According to news reports, the nondiscrimination language was removed at Lt. Gov. Patrick’s insistence and at the request of the anti-LGBTQ group Texas Values. If such is the case, a big thanks for the assist goes out to Lt. Gov. Patrick and Texas Values. Finally, your disdain for LGBTQ Texans is good for something. But this win for working families also came because of the work of a broad coalition that included TFN, Workers Defense, Center for Public Policy Priorities, AFL-CIO and others.

Voting Rights

We’re sorry to say that the Legislature, once again, did nothing to encourage Texans to vote and make access to the ballot box easier. But, true to form, the Legislature did try to make it harder.

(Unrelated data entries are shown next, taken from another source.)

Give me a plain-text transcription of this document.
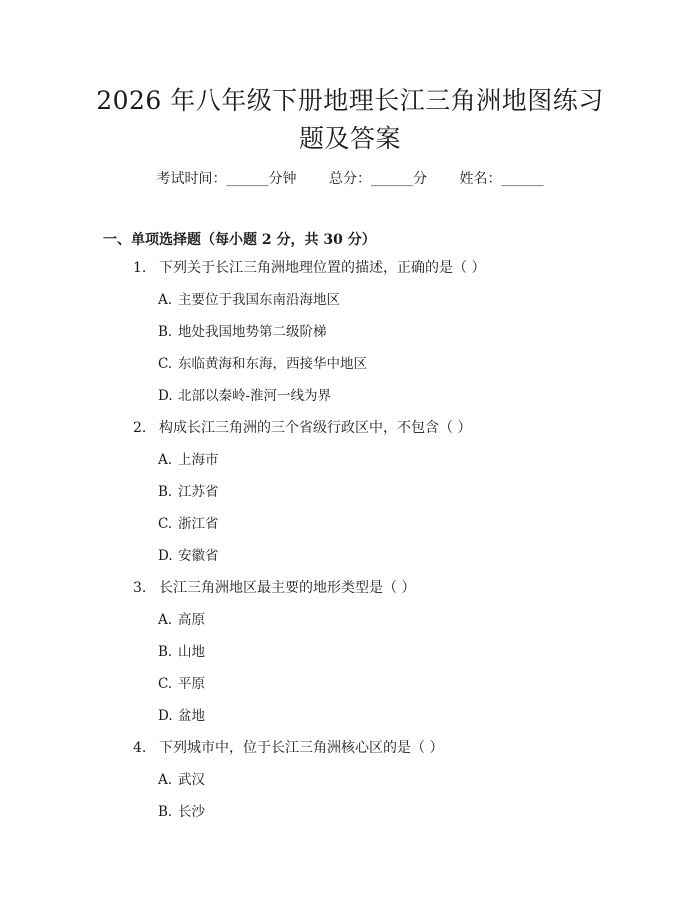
2026 年八年级下册地理长江三角洲地图练习
题及答案
考试时间：______分钟 总分：______分 姓名：______
一、单项选择题（每小题 2 分，共 30 分）
1. 下列关于长江三角洲地理位置的描述，正确的是（ ）
A. 主要位于我国东南沿海地区
B. 地处我国地势第二级阶梯
C. 东临黄海和东海，西接华中地区
D. 北部以秦岭-淮河一线为界
2. 构成长江三角洲的三个省级行政区中，不包含（ ）
A. 上海市
B. 江苏省
C. 浙江省
D. 安徽省
3. 长江三角洲地区最主要的地形类型是（ ）
A. 高原
B. 山地
C. 平原
D. 盆地
4. 下列城市中，位于长江三角洲核心区的是（ ）
A. 武汉
B. 长沙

Senate Bill 9 by state Sen. Bryan Hughes, R-Mineola, was perhaps the worst voter suppression bill in the country. It criminalized honest mistakes made while registering to vote and created new bureaucratic paperwork for Texans who help disabled folks and others get to the polls and vote.

Also, the session began with Secretary of State David Whitley distributing a list of 100,000 people who were allegedly suspected of voting illegally. The list turned out to be bogus, the state got sued and the list was rescinded.

Result: SB 9 is dead and Whitley is out

The response and opposition to SB 9 was overwhelming. TFN and our youth program, Texas Rising, were proud to be a part of a broad coalition of voting rights organizations in fighting back. While the cleared the Senate, it died in committee on the House side.

As for Whitley, his blunder and willingness to perpetuate a false narrative about voter fraud — a narrative that even President Trump helped perpetuate — cost him his job. Less than hour before the Senate adjourned, Whitley resigned. The Senate looked unlikely to take up his nomination, so Whitley would have been out anyway at the end of the session.

Whitley’s resignation was a result of Democratic senators, who had enough votes to block him, simply refusing to reward Whitley’s voter suppression scheme.

Private School Vouchers

Private school voucher schemes that funnel tax dollars to private and religious schools have for a long time been on the wish list of Gov. Abbott, Lt. Gov. Patrick and others.

Result: They didn’t even try it

For the first time in decades, there was no serious effort pass a private school voucher scheme this session. Texas remains a voucher-free state — thanks to the hard work of our partners in the Coalition for Public Schools.